Dentro la professione

Hildegard Peplau e la teoria correlata all’interazione

di Sara Di Santo

    Precedente Successivo

Fra le teorie correlate all’interazione troviamo quella di Hildegard Peplau, profondamente influenzata dalla sua esperienza in ambiti psichiatrici e pedagogici. Il pensiero teorico di Peplau è fortemente incentrato su un modello psicodinamico e definisce l’assistenza infermieristica come una relazione interpersonale significativa, ovvero basata sull’esplorazione e sulla gestione dei significati psicologici di valori, sentimenti e comportamenti del paziente.
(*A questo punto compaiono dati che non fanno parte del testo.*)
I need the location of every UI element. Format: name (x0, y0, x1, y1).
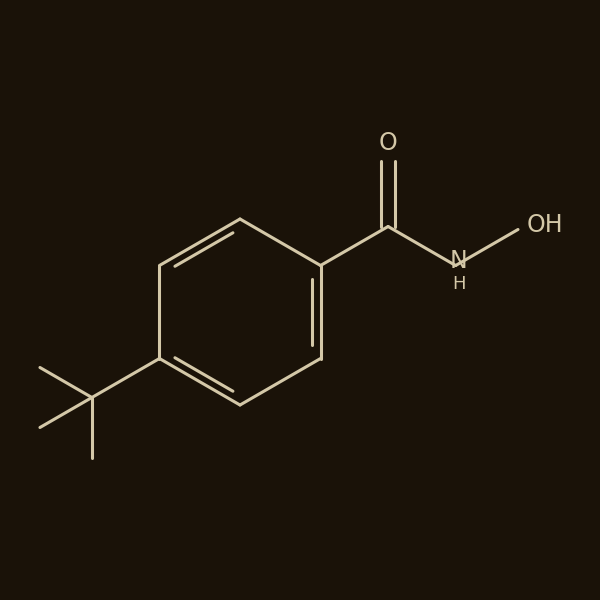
Text: H: H (452, 275, 466, 293)
Text: OH: OH (527, 213, 563, 237)
Text: N: N (450, 249, 467, 272)
Text: O: O (379, 130, 397, 154)
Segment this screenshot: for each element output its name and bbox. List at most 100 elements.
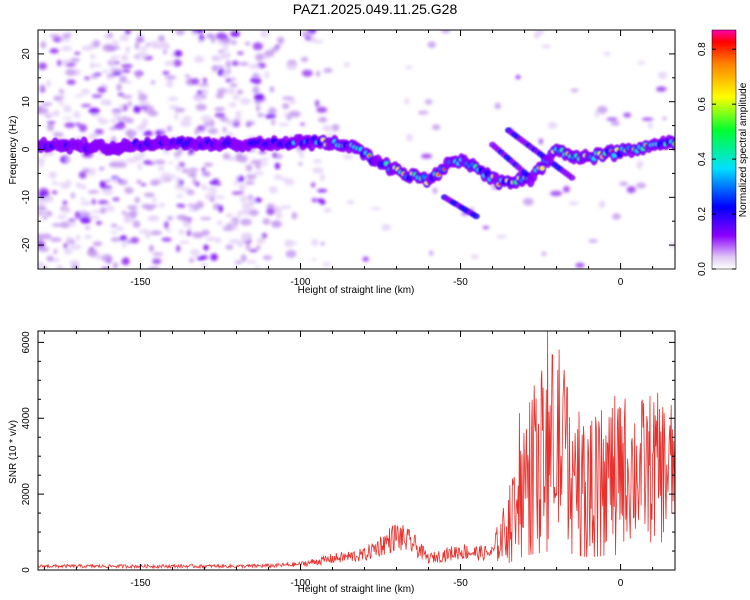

Il ruolo dell’infermiere, così, è soprattutto quello di sostenere il paziente con la relazione (counseling) al fine di identificarne i bisogni e risolverne i problemi.

Hildegard Peplau

La relazione infermiere-paziente ideata da Peplau prevede quattro fasi: 

  • Orientamento: l’infermiere, il paziente e, in alcuni casi, i familiari si incontrano e collaborano per instaurare una relazione positiva e per fare in modo che la persona non viva con tensione la percezione del suo bisogno; 
  • Identificazione: il paziente si identifica con colui che potrà aiutarlo attraverso un chiarimento di aspettative e modalità di comportamento che permette al paziente di raggiungere la consapevolezza delle proprie chances di ovviare al suo problema; 
  • Sviluppo: infermiere e paziente progettano insieme gli obiettivi da raggiungere e il paziente matura l’idea di essere in grado di auto-assistersi; 
  • Risoluzione: il paziente si affranca gradualmente dall’identificazione con l’infermiere fino allo scioglimento del rapporto terapeutico.

I ruoli che Peplau ha individuato possibili per l’infermiere, all’interno della relazione con l’assistito, sono: 

  1. Estraneo: utile nelle prime fasi, per accettare il malato senza alcun pregiudizio; 
  2. Risorsa/sostegno: professionista in grado di rispondere in maniera adeguata ai dubbi del malato;
  3. Educatore: l’infermiere conduce il malato a servirsi della propria situazione come occasione di apprendimento; 
  4. Leader partecipativo: l’infermiere porta l’assistito a raggiungere gli obiettivi assumendo un ruolo di supervisione e cooperazione; 
  5. Sostituto: il paziente attribuisce all’infermiere una gamma di emozioni che ha già provato in passato; 
  6. Consulente: ruolo di consigliere assunto dall’infermiere, che Peplau ritiene il più importante in ambito psichiatrico.